ATHENS – Once again there were the passes that showed why Greyson Lambert was able to walk into Georgia in July and win the starting quarterback job in less than two months. And once again there were the throws that reminded you why he lost the starting job at Virginia.

It was that kind of game, once again, for Lambert on Saturday against Missouri. And it’s been that kind of season for Lambert, who said being a Bulldog has “been amazing,” and a “huge blessing.”

Then he frankly addressed his own play.

“My performance has been rollercoaster,” Lambert said. “Hopefully this bye week will help me gain some consistency in that. But we’re 5-2 and we’ve got a shot still.”

But can Lambert do much in the bye week to correct the inconsistency, or does it just come in games?

“A little bit of both,” Lambert said. “I’m still kinda focusing, like I did this past week, in what coach Schotty was saying with streaks of completions, and check-downs, getting the ball – whether it’s down the field or short – allowing them to have a shot to make a play. Continuing to get that mindset that it’s not all-or-nothing on each pass.”

Lambert was 23-for-32 for 178 yards on Saturday. Not bad numbers, really. And there were some very good throws: He made three passes on third down to twice move Georgia into field goal position.

But the bad passes stand out too, including the interception on the first play of the game, and several others that could have been picked off.

It was, a reporter said to coach Mark Richt, another example of a game in which Lambert careened from good throws to bad throws.

“I know,” Richt said.

Richt cited one great play by Lambert: A late third-down completion when Lambert checked down and “threw a bee-bee” to Terry Godwin to get a first down.

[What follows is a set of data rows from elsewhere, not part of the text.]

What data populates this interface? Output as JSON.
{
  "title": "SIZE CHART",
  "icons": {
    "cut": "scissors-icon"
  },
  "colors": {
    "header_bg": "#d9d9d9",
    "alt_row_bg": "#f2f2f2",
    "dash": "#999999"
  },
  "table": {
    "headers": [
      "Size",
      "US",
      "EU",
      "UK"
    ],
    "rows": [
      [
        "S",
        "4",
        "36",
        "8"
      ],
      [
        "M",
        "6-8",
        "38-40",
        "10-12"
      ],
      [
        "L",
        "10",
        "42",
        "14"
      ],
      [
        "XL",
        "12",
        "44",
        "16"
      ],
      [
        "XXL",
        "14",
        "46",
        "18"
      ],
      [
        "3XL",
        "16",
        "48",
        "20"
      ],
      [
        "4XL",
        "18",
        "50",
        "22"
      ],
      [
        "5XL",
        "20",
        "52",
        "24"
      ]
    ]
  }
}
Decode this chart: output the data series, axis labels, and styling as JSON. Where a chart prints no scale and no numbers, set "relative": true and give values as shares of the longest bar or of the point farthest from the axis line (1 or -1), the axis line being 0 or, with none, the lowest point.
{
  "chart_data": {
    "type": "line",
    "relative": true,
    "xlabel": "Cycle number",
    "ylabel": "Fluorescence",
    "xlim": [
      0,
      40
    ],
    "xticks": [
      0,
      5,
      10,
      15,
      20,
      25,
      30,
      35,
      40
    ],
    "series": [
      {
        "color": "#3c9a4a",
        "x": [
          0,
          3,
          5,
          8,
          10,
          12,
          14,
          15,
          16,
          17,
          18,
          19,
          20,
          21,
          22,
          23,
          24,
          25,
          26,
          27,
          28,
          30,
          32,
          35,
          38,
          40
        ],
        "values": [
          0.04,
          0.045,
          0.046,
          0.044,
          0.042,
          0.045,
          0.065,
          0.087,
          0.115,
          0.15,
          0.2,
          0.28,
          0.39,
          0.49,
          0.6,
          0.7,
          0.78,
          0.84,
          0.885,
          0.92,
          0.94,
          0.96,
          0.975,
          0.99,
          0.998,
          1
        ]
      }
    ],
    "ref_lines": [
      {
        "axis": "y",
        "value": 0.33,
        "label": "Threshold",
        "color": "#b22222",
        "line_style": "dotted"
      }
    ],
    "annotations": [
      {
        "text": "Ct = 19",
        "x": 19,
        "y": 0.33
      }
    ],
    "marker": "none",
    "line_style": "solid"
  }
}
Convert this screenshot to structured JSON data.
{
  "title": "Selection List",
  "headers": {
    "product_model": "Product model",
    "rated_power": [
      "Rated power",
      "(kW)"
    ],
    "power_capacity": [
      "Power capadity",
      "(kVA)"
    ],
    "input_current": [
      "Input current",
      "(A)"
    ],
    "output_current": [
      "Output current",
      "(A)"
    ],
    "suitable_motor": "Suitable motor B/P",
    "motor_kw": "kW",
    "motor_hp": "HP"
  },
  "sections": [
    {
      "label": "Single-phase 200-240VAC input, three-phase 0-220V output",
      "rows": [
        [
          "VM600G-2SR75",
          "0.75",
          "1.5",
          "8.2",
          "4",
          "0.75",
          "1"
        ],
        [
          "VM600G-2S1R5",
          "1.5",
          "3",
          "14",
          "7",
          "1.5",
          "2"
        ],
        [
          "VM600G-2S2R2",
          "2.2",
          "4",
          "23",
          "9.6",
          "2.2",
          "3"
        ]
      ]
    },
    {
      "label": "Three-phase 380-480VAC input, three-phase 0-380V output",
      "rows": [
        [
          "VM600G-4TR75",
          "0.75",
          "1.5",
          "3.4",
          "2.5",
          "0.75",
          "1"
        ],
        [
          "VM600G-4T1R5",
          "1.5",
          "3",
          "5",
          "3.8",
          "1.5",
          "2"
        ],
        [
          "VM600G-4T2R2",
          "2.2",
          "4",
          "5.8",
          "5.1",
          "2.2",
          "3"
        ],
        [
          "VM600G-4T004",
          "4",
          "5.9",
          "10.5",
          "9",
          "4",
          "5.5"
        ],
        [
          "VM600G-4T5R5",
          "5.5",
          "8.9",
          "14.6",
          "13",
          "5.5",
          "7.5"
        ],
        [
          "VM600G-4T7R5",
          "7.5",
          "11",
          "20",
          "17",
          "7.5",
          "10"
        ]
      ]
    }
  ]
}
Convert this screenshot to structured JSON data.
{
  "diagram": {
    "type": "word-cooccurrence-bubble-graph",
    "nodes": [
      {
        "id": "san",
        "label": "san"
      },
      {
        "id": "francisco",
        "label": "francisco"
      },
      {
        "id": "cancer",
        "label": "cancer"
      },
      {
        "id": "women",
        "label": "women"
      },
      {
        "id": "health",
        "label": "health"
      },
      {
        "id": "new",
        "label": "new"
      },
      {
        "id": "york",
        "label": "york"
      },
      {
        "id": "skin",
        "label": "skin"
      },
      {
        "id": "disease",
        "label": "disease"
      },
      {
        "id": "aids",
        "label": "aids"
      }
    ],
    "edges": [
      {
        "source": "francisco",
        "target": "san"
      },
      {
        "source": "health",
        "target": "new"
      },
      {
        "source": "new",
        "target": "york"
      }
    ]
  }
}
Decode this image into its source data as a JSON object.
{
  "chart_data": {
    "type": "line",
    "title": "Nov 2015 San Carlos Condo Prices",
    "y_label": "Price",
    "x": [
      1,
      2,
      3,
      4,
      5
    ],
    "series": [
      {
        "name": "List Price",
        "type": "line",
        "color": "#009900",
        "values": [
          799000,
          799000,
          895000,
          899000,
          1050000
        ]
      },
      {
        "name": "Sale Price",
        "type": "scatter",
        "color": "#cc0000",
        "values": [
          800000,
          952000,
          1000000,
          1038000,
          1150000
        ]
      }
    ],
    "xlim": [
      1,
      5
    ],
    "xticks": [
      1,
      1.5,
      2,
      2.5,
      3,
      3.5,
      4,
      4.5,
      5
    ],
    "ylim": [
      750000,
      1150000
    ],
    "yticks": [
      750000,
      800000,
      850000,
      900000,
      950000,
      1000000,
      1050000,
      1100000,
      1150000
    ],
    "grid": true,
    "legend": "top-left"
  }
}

“It was a beautiful play. A beautiful decision,” Richt said.

But then there was the game’s opening play, which was tipped for an interception. Richt said he’d have to look at the film. And there was the third-quarter pass that was originally ruled an interception, then overruled on replay.

“From what I could tell it was just an ill-advised throw,” Richt said.

Prior to that play, on first down, Georgia checked from a run to a receiver screen, and it lost five yards. Richt indicated the original call was a run, but that at the line – either by Lambert or Schottenheimer – it was checked into a pass.

“There’s times where we just gotta call the run and run the run,” Richt said. “We do have the ability to do that. But sometimes as a play-caller you’re like: Surely he won’t throw it out there. And bam there it is, and you lose five yards.”

Missouri’s defense deserves some of the credit. Entering the game it ranked 14th nationally and first in the SEC in pass defense, yielding 162.3 passing yards per game.

Lambert said the scouting report on Missouri’s defense was that it forces teams to throw underneath, requiring quarterbacks to be disciplined, and try to avoid the deep throw.

“Because all of us want to get it pushed down the field, but you’ve gotta take the dink and dunk type passes. I got greedy a few times today, and that showed up,” Lambert said. “Can’t do that.”

He fixed the third-down problems that plagued him the previous two games. Georgia came in ranked third-worst in the country in that category, but went 9-for-19 on Saturday. That came with some good, tight throws at critical times.

But on other plays, a bit of luck intervened to prevent disaster. That’s been the case all season, as apparently Lambert throws a ball that is tough for defensive backs to catch. Hence the “rollercoaster” that Lambert knows needs to end.

“We definitely have to look at this game, look at all the games that we’ve played, and use this bye week to get better,” Lambert said.